II: Different payoff structures “as most people perceive it”? Most people thinking about AI and national security only see it as an issue of getting a military edge via autonomous weapons and mass surveillance. They do not actually think AI progress could lead to something that can function as a successor species. If they did, I think they would be acting very differently. Getting to point where people believe that seems like a major precursor to any treaty. Also, even if they are AGI-pilled, decision makers may not have a tendency towards “And then we will take over the world with AI! Or kill everyone trying!” in their thinking, compared to the worst fears of rationalists.
III: A political consensus is different from a scientific consensus. National security types may have a considerably different reaction to possibilities of doom than most ML researchers.
IV: I don’t think TACO is a sufficient reason to argue that we are actually incapable of enforcing treaties. Treaties still exist, and often are still being at least partially enforced. Iran sanctions happened for decades and continue to happen. But I do agree that a treaty between nuclear powers with adversarial incentives to defect is a hard problem.
V: Are you sure it’s actually replaceable by geographically diffuse CPU clusters? Isn’t part of the whole reason you have to do datacenters because you need low latency? What % of global CPUs would you need to replicate frontier training efforts? If it’s even close to 1%, that seems like a very detectable datacenter to me.
Even if it is replaceable, somehow—OK—should that be a thoughtstopper? Is there no way to gain traction on the problem?
Though I do think limiting algorithmic efficiency improvement by treaty is something we should be concerned about. Are there bottlenecks on that? Do those require large amount of compute to obtain, or validate? Could a cultural norm against algorithmic improvement be inculcated among scientists? Again, just because something seems hard doesn’t mean it’s impossible.

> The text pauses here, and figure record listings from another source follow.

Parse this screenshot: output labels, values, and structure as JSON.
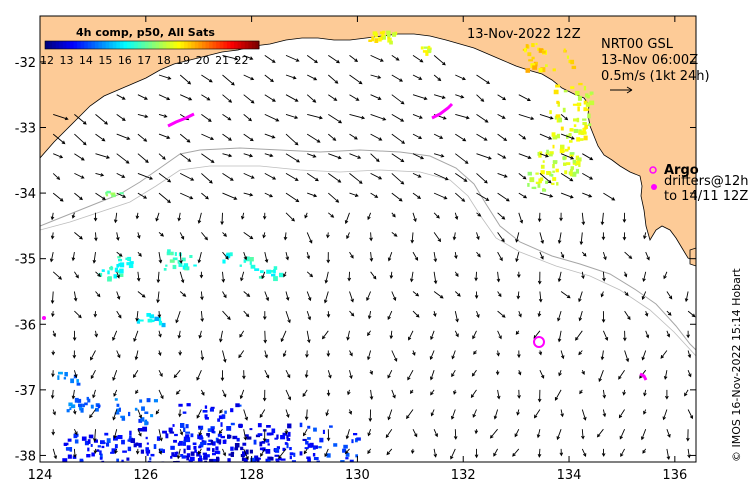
{
  "map": {
    "lon_range": [
      124,
      136.4
    ],
    "lat_range": [
      -38.1,
      -31.3
    ],
    "x_ticks": [
      124,
      126,
      128,
      130,
      132,
      134,
      136
    ],
    "y_ticks": [
      -32,
      -33,
      -34,
      -35,
      -36,
      -37,
      -38
    ],
    "x_tick_labels": [
      "124",
      "126",
      "128",
      "130",
      "132",
      "134",
      "136"
    ],
    "y_tick_labels": [
      "-32",
      "-33",
      "-34",
      "-35",
      "-36",
      "-37",
      "-38"
    ]
  },
  "colorbar": {
    "title": "4h comp, p50, All Sats",
    "range": [
      12,
      23
    ],
    "labels": [
      "12",
      "13",
      "14",
      "15",
      "16",
      "17",
      "18",
      "19",
      "20",
      "21",
      "22"
    ]
  },
  "annotations": {
    "date": "13-Nov-2022 12Z",
    "product": "NRT00 GSL",
    "product_time": "13-Nov 06:00Z",
    "scale_label": "0.5m/s (1kt 24h)"
  },
  "legend": {
    "argo_title": "Argo",
    "drifters_line1": "drifters@12h",
    "drifters_line2": "to 14/11 12Z"
  },
  "credit": "© IMOS 16-Nov-2022 15:14 Hobart",
  "colors": {
    "land": "#fdcb97",
    "ocean": "#ffffff",
    "isobath": "#a6a6a6",
    "argo": "#ff00ff",
    "arrow": "#000000"
  }
}
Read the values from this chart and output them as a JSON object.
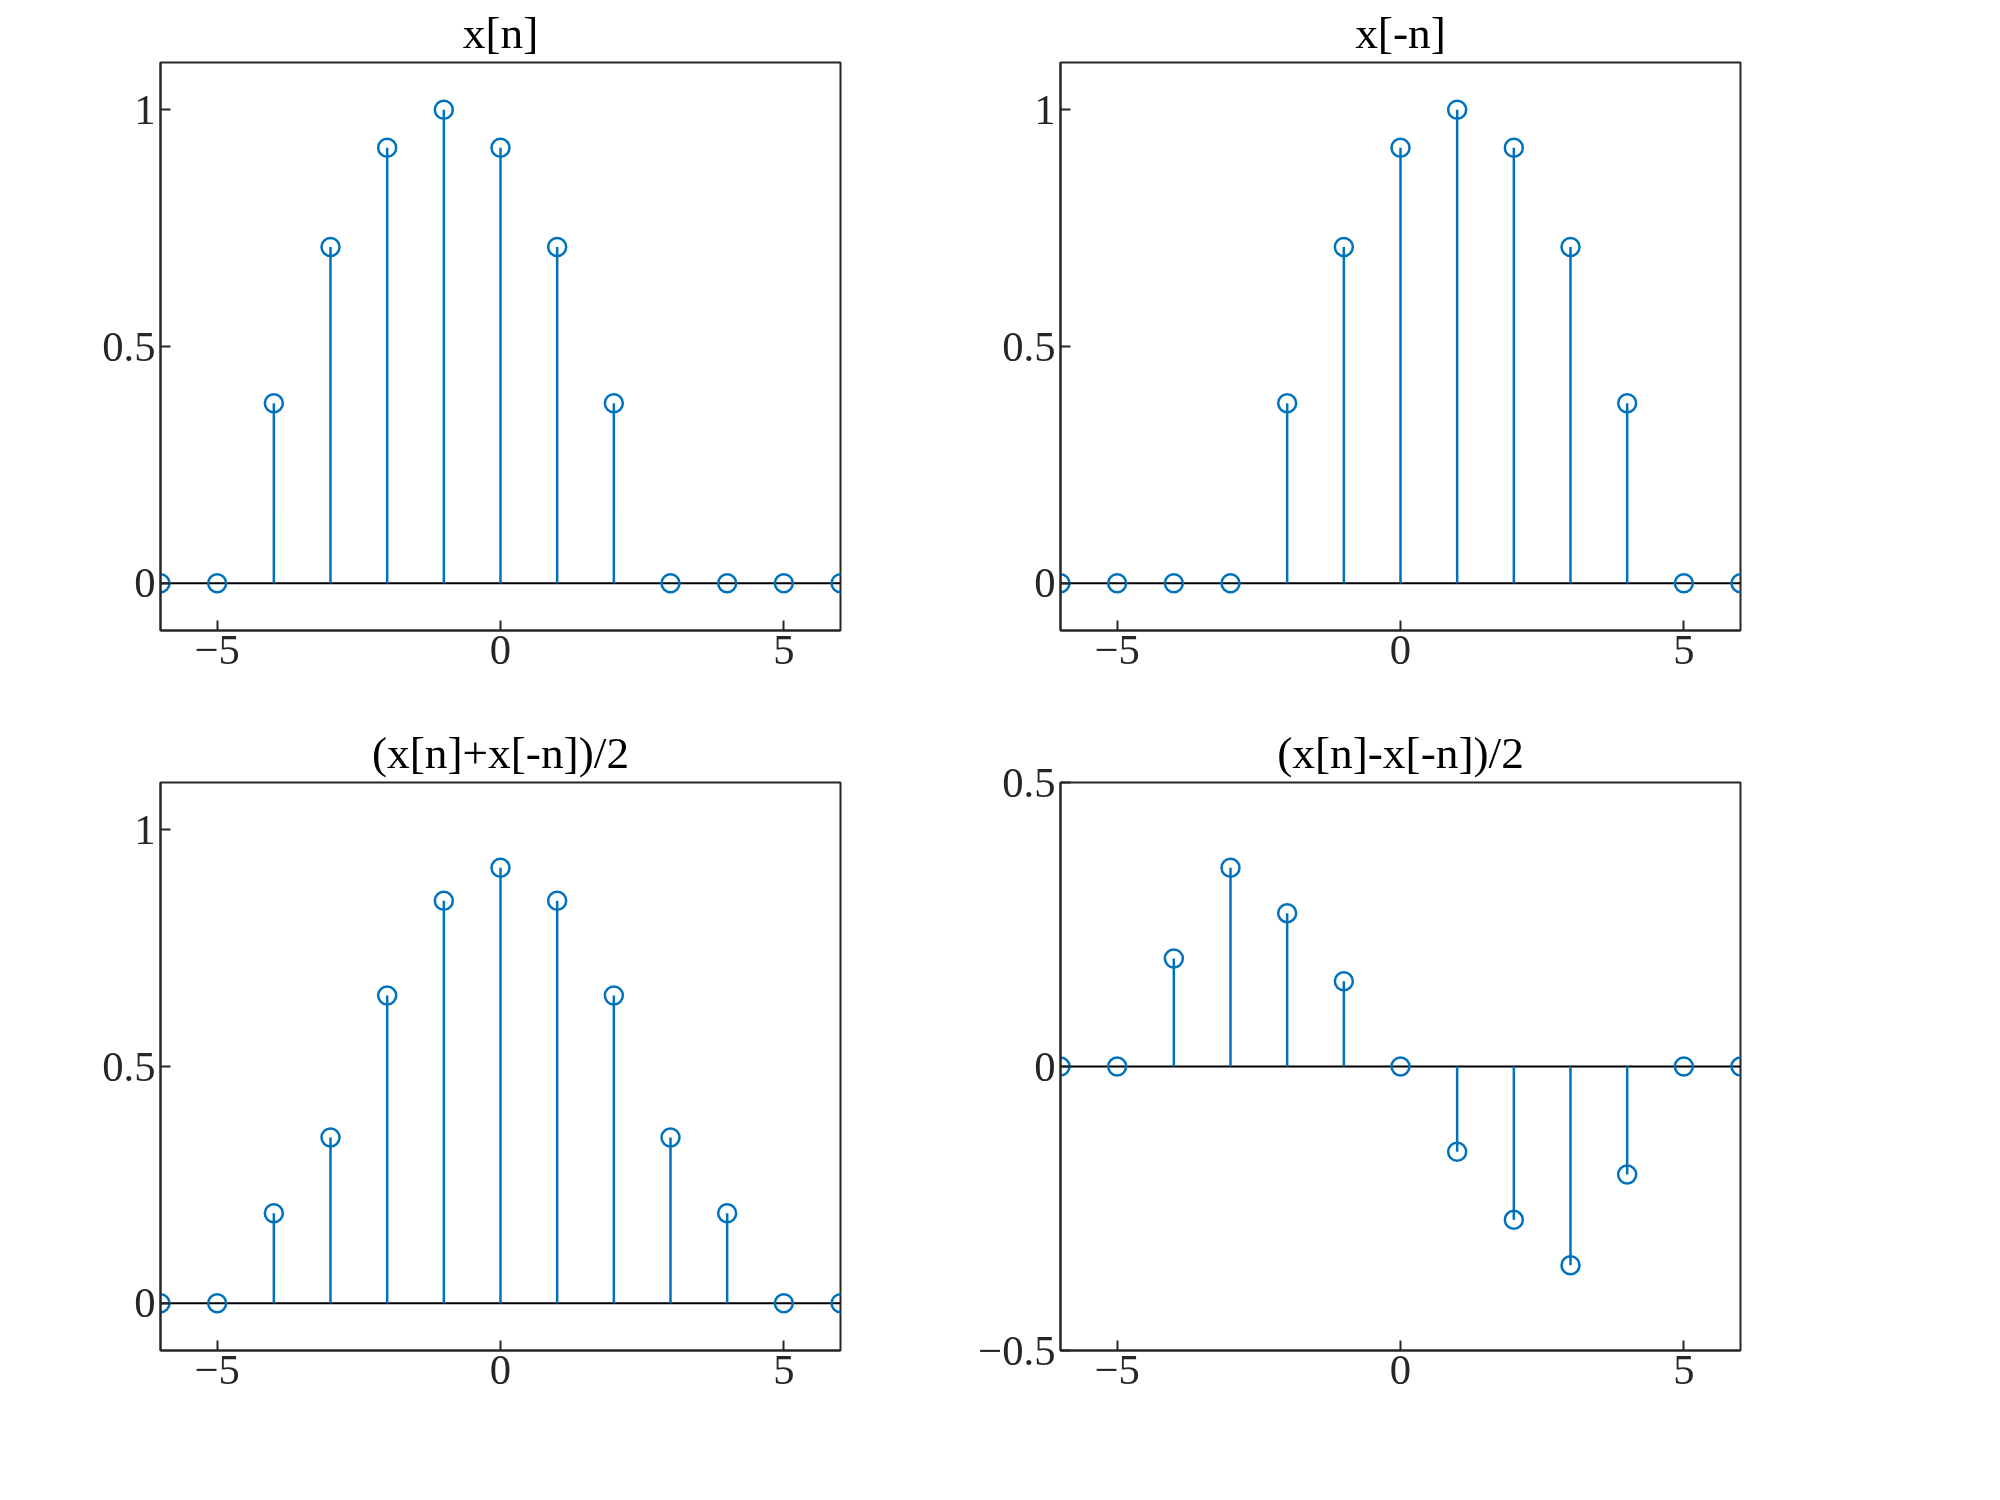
{
  "chart_data": [
    {
      "type": "lollipop",
      "title": "x[n]",
      "x": [
        -6,
        -5,
        -4,
        -3,
        -2,
        -1,
        0,
        1,
        2,
        3,
        4,
        5,
        6
      ],
      "marker": "circle",
      "grid": false,
      "ref_lines": [
        {
          "axis": "y",
          "value": 0,
          "color": "#000000"
        }
      ],
      "series": [
        {
          "color": "#0072bd",
          "values": [
            0,
            0,
            0.38,
            0.71,
            0.92,
            1,
            0.92,
            0.71,
            0.38,
            0,
            0,
            0,
            0
          ]
        }
      ],
      "xlim": [
        -6,
        6
      ],
      "xticks": [
        -5,
        0,
        5
      ],
      "ylim": [
        -0.1,
        1.1
      ],
      "yticks": [
        0,
        0.5,
        1
      ]
    },
    {
      "type": "lollipop",
      "title": "x[-n]",
      "x": [
        -6,
        -5,
        -4,
        -3,
        -2,
        -1,
        0,
        1,
        2,
        3,
        4,
        5,
        6
      ],
      "marker": "circle",
      "grid": false,
      "ref_lines": [
        {
          "axis": "y",
          "value": 0,
          "color": "#000000"
        }
      ],
      "series": [
        {
          "color": "#0072bd",
          "values": [
            0,
            0,
            0,
            0,
            0.38,
            0.71,
            0.92,
            1,
            0.92,
            0.71,
            0.38,
            0,
            0
          ]
        }
      ],
      "xlim": [
        -6,
        6
      ],
      "xticks": [
        -5,
        0,
        5
      ],
      "ylim": [
        -0.1,
        1.1
      ],
      "yticks": [
        0,
        0.5,
        1
      ]
    },
    {
      "type": "lollipop",
      "title": "(x[n]+x[-n])/2",
      "x": [
        -6,
        -5,
        -4,
        -3,
        -2,
        -1,
        0,
        1,
        2,
        3,
        4,
        5,
        6
      ],
      "marker": "circle",
      "grid": false,
      "ref_lines": [
        {
          "axis": "y",
          "value": 0,
          "color": "#000000"
        }
      ],
      "series": [
        {
          "color": "#0072bd",
          "values": [
            0,
            0,
            0.19,
            0.35,
            0.65,
            0.85,
            0.92,
            0.85,
            0.65,
            0.35,
            0.19,
            0,
            0
          ]
        }
      ],
      "xlim": [
        -6,
        6
      ],
      "xticks": [
        -5,
        0,
        5
      ],
      "ylim": [
        -0.1,
        1.1
      ],
      "yticks": [
        0,
        0.5,
        1
      ]
    },
    {
      "type": "lollipop",
      "title": "(x[n]-x[-n])/2",
      "x": [
        -6,
        -5,
        -4,
        -3,
        -2,
        -1,
        0,
        1,
        2,
        3,
        4,
        5,
        6
      ],
      "marker": "circle",
      "grid": false,
      "ref_lines": [
        {
          "axis": "y",
          "value": 0,
          "color": "#000000"
        }
      ],
      "series": [
        {
          "color": "#0072bd",
          "values": [
            0,
            0,
            0.19,
            0.35,
            0.27,
            0.15,
            0,
            -0.15,
            -0.27,
            -0.35,
            -0.19,
            0,
            0
          ]
        }
      ],
      "xlim": [
        -6,
        6
      ],
      "xticks": [
        -5,
        0,
        5
      ],
      "ylim": [
        -0.5,
        0.5
      ],
      "yticks": [
        -0.5,
        0,
        0.5
      ]
    }
  ]
}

There’s also the danger that one of the various other AGI efforts outside of LLMs that don’t need large amounts of resources might pay off. That seems pretty scary.
VI: I don’t think a flawed treaty only buys us two years? Given how long it would take China to catch up to us if we stopped, it buys us at least a decade. Unless a different state—Russia, India, UAE? - is willing to buy up all our scientists, buy up a whole lot of compute, and start and sustain their own program for a decade, while no one does anything about it?
This also seems to assume that such programs would be undetectable. But the whole point of the treaty proposal is that massive quantities of compute would be traceable. I suppose if a state sponsored AGI research program were to look for methods that were much less compute intense, that would be pretty scary yes.
It also depends on what you think the relative outcomes are. What if a treaty increases the chance of s-risk from autocracies by 1%, but decreases the chance of s-risk from unaligned ASI from the current AI race by 5%?
Re: your “better way”—this basically rounds out to “massively increase technical safety research.” Yet is safety research safe? This is a whole separate issue, but most safety research tends to scale capabilities as much as or more than it scales safety. RLHF was safety research, and we got ChatGPT out of it. If we’re giving compute and money to anyone who can put the word “safety” in a grant proposal, I don’t think we’re going to actually get differentially safe safety research.
Meanwhile, policy and advocacy have gotten 10-50x less funding than technical safety research has. If you think the solutions we have available for governance are so unworkable, maybe we just have not tried hard enough?